Le DG du Canadien s'est appuyé sur Brad Marchand pour appuyer ses propos.
«Brad Marchand est le meilleur joueur de hockey que je connaisse à être capable de s'améliorer. Je le suis depuis qu'il évoluait dans la LHJMQ. D'année en année, il s'est amélioré. À 34 ans, il s'améliore toujours», que Hughes a défilé en assurant que le joueur que le Canadien repêchera avec la première sélection – s'il la conserve – et tous les autres qui suivront profiteront de la patience de l'état-major pour se développer et s'améliorer.
«C'est vrai que les choix de première ronde sont attendus rapidement dans la LNH et que nous espérerons avoir ces choix avec nous dès cette année. Mais si on juge que c'est mieux pour le bien du jeune et en fin de compte pour le bien de l'équipe qu'il prolonge son développement dans les mineures, c'est l'avenue qu'on prendra», que le directeur général a expliqué.
À titre de tout premier choix de la cuvée 1998, Vincent Lecavalier a vécu ce que les trois jeunes qui sont dans la mire du Canadien vivent depuis des semaines. Décris comme le prochain «Micheal Jordan du Hockey» par l'ancien propriétaire du Lightning Art Williams, Lecavalier a composé avec l'énorme pression reliée à son rang de sélection et aux attentes qui en découle.
À titre de conseiller spécial aux opérations hockey du Tricolore, Lecavalier s'assure de bien faire comprendre à ses collègues de la direction que les fluctuations des performances au cours de la saison précédant un repêchage peuvent s'expliquer autrement que par une simple baisse de régime.

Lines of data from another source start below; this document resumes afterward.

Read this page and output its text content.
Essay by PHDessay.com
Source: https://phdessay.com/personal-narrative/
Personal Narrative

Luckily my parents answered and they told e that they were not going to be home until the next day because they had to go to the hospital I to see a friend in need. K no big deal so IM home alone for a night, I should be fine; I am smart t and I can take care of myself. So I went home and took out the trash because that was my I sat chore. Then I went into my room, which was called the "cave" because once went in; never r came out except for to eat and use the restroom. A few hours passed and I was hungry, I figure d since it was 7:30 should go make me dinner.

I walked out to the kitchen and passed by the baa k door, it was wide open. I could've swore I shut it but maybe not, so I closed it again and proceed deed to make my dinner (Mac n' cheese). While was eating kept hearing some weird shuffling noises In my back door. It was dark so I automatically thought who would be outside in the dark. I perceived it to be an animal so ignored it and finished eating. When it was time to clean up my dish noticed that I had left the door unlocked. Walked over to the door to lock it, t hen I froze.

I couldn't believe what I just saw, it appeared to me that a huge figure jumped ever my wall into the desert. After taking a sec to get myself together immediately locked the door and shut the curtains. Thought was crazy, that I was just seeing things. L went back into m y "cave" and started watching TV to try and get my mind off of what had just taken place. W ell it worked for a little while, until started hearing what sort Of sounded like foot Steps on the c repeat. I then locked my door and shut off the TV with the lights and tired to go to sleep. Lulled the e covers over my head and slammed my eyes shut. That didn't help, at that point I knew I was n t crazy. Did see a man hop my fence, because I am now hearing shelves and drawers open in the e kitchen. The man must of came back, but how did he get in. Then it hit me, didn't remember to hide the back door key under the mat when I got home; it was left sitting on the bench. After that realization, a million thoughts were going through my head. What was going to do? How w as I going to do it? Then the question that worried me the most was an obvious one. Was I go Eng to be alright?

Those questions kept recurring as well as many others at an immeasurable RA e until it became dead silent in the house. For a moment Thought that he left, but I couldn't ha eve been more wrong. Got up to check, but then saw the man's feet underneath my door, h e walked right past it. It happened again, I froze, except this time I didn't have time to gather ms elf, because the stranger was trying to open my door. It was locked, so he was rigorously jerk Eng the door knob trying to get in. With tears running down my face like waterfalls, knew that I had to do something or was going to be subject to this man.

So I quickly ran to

Il a aussi profité de son poste pour échanger avec Shane Wright et il le fera aussi au cours des prochains jours avec Juraj Slafkovsky et Logan Cooley.
Je vous invite d'ailleurs à lire ici le texte de mon collègue Éric Leblanc sur les rôles que Vincent Lecavalier remplit dans le cadre du repêchage.
Avec l'aide de Vincent Lecavalier, de son patron Jeff Gorton qui est un solide dépisteur de talent, des deux patrons du recrutement amateurs, Martin Lapointe et Nick Bobrov, et de tous les dépisteurs de l'organisation, Kent Hughes a encore trois jours pour orchestrer son premier repêchage à titre du DG du Canadien.
À la lumière de ses commentaires, ces trois jours ne seront pas de trop, car contrairement à bien des observateurs et bien des partisans qui ont des positions bien arrêtées depuis longtemps, les jeux semblent pour le moment très loin d'être faits dans le camp du Tricolore.